The Minnesota Supreme Court late March 10 rejected an attempt by defense lawyers to review whether a third-degree murder charge should be reinstated in the case against their client, former Minneapolis police officer Derek Chauvin.
In an order that contained no explanation, Minnesota Supreme Court Chief Justice Lorie Gildea denied the appeal of a recent ruling that found Hennepin County Judge Peter Cahill erred in not restoring the charge, which had been requested by the state.
Cahill had said the charge lacked probable cause. Chauvin, accused of killing George Floyd in May 2020, still faces second-degree murder and manslaughter charges.
Cahill told the court that the third-degree murder charge would be discussed on March 11, local news outlets reported.
Minnesota Attorney General Keith Ellison, a former Democrat representative who is leading the prosecution of Chauvin, said the Supreme Court was right to reject the appeal and that the appeals court made the correct ruling.
“We believe the charge of third-degree murder is fair and appropriate. We look forward to putting it before the jury, along with charges of second-degree unintentional murder and second-degree manslaughter,” he said in a statement.
The other jurors are described as a white chemist with an environmental science degree who said he‘d seen a photograph of Chauvin holding Floyd, a minority woman from northern Minnesota who said that she’d seen video footage of what happened and found it saddening, and a white man who works as an auditor and saw video of the incident three times but insisted he would keep an open mind during the trial.

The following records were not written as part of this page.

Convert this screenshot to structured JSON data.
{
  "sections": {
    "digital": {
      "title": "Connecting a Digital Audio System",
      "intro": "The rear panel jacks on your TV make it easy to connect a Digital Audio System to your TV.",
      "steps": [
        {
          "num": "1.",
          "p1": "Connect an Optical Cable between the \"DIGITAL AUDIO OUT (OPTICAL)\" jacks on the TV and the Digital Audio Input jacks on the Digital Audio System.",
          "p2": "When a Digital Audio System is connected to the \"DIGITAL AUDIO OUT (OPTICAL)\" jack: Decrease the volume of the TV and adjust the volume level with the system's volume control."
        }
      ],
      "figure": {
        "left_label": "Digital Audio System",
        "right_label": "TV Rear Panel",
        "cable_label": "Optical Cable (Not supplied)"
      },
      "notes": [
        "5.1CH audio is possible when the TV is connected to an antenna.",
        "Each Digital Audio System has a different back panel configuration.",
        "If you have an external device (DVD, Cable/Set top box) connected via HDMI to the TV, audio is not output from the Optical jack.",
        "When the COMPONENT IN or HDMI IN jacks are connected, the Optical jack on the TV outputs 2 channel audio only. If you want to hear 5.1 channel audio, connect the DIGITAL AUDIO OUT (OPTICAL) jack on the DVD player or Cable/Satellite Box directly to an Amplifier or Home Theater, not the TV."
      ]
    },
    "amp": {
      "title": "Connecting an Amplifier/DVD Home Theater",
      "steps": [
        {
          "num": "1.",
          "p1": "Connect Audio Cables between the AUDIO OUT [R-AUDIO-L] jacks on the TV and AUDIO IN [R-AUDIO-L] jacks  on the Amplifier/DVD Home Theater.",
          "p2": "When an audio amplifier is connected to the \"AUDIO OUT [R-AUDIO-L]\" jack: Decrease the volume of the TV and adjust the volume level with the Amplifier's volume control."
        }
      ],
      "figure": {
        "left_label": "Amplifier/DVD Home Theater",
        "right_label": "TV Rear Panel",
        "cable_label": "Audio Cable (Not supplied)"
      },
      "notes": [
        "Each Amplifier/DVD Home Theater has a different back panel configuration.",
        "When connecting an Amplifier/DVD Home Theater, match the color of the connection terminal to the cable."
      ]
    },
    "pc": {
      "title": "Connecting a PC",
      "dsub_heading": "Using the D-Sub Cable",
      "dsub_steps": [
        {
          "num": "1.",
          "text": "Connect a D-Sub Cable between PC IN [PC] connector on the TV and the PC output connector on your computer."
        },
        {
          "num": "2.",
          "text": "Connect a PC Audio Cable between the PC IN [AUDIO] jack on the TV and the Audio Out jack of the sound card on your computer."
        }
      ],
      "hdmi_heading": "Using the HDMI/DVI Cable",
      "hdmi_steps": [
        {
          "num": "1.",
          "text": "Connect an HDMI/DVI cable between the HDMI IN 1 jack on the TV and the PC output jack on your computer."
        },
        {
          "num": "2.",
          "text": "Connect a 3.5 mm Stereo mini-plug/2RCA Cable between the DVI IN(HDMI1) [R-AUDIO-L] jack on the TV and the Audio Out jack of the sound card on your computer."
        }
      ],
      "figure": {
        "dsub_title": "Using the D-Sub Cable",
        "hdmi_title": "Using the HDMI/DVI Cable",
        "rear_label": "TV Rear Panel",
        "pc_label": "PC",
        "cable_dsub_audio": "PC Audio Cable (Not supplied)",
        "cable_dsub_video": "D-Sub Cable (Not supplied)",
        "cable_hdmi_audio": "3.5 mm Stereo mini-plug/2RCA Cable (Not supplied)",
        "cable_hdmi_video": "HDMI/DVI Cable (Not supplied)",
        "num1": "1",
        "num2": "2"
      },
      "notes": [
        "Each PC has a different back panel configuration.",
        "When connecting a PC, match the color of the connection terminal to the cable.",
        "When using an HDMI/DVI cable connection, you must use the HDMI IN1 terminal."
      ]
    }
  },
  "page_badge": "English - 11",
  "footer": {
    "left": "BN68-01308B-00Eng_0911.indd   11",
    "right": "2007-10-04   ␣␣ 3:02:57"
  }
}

Floyd, 46, was confronted by police officers on May 25, 2020, after being accused by a convenience store clerk of using a counterfeit bill. Floyd resisted arrest and was eventually pinned to the ground by several officers, with Chauvin kneeling on his neck.
Three other officers involved in the arrest are set to go on trial later this year.
According to the court schedule, jury selection will take no more than three weeks. Each side has opportunities to strike potential jurors for various reasons. Lawyers for Chauvin have 15 challenges; state prosecutors have nine.
Defense lawyers used a strike on a California man who moved to Minnesota several years ago, said he'd been trained in martial arts, and deemed Chauvin’s kneeling on Floyd’s neck an “illegal move.” Prosecutors tried overruling the strike but Cahill allowed it, saying he didn’t appear to have an open mind.